Amor de mamá
Había una vez una niña que se sentía sola. Su madre trabajaba el día entero y cuando volvía a casa estaba tan cansada que no tenía ánimo ni fuerza para jugar o acariciar a la pequeña.
La niña soñaba con que viniera un hada y diera a la mujer muchas horas al día para que madre e hija pudieran disfrutarse, olerse y abrazarse sin prisas ni preocupaciones.
El hada nunca llegó. Pasaron los años y la niña creció. Unas veces estaba triste y otras veces estaba enojada pensando en las largas charlas y los cariños que nunca tuvo.
Con el paso del tiempo, ella comenzó a sentirse presionada, a tener siempre prisa, a vivir sin tiempo y preocupada por cómo había subido el costo del pan y por lo alta que había llegado la cuenta del pago de la luz. Le daba rabia comprender cómo estaba atrapada en un mundo en el que, para sobrevivir, hay que pagar muchas cuentas.
Un día, se le vino una inquietud a la mente:
¿Cómo había hecho su propia madre para sostener tantos gastos, incluidos los de la niña que había criado?
Intuyó, en ese punto, el esfuerzo, el cansancio y la constancia necesarios para que eso ocurriera durante todos los años que se requirieron para que la pequeña terminara por hacerse grande.
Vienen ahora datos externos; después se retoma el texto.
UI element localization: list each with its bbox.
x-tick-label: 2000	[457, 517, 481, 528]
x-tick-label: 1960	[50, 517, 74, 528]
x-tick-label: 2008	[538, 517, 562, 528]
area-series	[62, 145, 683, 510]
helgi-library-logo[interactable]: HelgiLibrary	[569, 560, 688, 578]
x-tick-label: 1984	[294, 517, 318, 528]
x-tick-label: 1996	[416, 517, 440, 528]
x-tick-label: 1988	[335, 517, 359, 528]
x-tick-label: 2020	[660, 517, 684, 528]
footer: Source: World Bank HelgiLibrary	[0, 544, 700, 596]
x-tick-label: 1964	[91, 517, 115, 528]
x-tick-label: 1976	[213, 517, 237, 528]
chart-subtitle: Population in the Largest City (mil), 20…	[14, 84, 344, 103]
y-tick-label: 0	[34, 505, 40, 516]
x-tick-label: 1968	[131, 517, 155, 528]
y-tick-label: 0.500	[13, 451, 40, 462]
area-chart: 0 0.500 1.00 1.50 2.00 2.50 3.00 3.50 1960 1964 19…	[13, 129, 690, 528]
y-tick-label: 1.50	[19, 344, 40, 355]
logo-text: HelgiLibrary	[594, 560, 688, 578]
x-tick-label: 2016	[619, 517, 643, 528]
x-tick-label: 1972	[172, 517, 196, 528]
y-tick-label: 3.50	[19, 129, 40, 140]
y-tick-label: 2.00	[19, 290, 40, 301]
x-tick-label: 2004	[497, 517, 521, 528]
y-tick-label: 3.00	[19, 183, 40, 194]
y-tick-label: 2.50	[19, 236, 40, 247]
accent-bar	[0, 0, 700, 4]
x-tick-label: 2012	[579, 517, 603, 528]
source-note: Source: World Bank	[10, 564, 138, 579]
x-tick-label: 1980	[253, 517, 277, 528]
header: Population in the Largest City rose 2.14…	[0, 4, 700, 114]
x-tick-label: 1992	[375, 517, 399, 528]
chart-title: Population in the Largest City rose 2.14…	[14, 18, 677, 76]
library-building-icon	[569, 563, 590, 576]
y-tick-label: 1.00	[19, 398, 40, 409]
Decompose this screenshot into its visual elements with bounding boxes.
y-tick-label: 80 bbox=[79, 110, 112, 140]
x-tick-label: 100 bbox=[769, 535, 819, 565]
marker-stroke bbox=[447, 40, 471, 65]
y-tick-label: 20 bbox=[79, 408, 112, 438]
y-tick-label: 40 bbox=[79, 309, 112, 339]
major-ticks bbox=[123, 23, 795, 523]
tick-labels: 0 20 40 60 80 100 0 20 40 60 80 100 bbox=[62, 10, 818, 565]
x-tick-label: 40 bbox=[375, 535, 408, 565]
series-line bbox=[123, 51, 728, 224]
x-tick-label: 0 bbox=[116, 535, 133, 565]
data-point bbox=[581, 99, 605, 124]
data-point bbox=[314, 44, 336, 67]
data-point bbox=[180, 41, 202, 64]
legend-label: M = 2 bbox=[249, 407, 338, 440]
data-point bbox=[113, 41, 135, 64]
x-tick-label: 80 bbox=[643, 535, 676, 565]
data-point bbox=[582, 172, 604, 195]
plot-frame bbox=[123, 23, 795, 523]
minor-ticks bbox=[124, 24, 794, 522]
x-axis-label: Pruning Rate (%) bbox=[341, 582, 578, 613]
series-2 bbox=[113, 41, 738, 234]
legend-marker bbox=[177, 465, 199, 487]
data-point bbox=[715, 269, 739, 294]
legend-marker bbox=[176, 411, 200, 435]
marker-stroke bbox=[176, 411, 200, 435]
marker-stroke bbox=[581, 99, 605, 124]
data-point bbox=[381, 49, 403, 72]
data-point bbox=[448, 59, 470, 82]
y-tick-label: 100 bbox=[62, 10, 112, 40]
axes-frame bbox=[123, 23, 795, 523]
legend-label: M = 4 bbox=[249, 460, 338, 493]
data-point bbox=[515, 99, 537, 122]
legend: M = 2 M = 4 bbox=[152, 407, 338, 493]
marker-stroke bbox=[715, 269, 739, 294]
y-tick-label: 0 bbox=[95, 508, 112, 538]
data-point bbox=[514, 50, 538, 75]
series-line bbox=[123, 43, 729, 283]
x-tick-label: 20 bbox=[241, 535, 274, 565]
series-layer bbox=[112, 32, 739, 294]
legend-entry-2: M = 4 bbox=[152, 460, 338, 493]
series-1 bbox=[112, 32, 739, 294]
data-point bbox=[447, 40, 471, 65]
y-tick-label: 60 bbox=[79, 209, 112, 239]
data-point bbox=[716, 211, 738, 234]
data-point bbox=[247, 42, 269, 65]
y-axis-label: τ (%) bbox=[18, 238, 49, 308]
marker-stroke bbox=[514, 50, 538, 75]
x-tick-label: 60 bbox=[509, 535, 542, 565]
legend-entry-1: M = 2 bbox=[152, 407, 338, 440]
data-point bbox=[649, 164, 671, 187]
Entonces, fue cuando lo supo todo. Comprendió uno de los lenguajes del amor:
El pan que comía, la luz que necesitaba, el agua que bebía y la ropa que la abrigaban eran las formas en que las manos de mamá producían caricias. Los zapatos nuevos, el abrazo más generoso y los útiles escolares fueron las palabras de aliento que la impulsaban a adquirir conocimientos. Un mensaje que se repetía, una y otra vez, durante su infancia y que, ahora, descubierto el código secreto, comenzaba a reconocer. Nunca estuvo sola. Mamá siempre estuvo ahí.
Esa mañana, fue a mirar a aquella mujer de edad madura, a quien había visto hacer los mismos gestos disciplinadamente por años, que se ponía una chamarra antes de salir al frío matutino para ir a trabajar. Entonces, la niña que ya no era niña, se acercó a la mujer y se dio cuenta de que podía rodearla con sus brazos y acunar a su madre por todas las veces que la adulta no pudo hacerlo con su hija.
Ahora, siendo más alta, la niña que ya no era niña, podía dar besos sobre las canas de la madre, por todos los besos que a ella le hubiera gustado recibir.
La madre la miraba con ojos abiertos, tamaño de lunas. Tosca y torpe, la señora, sólo alcanzó a decir, aunque no muy convencida: “Se nos va a hacer tarde”.
“Un minutito nomás, má. Acostúmbrate, desde ahora voy a abrazarte mucho”, respondió la hija.
Un momento después, ambas salieron corriendo a pelear al mundo por la supervivencia, pero iban identificando, en el centro de sus pechos, algo que se sentía parecido a que un chorrito de agüita tibia les estaba lavando el corazón.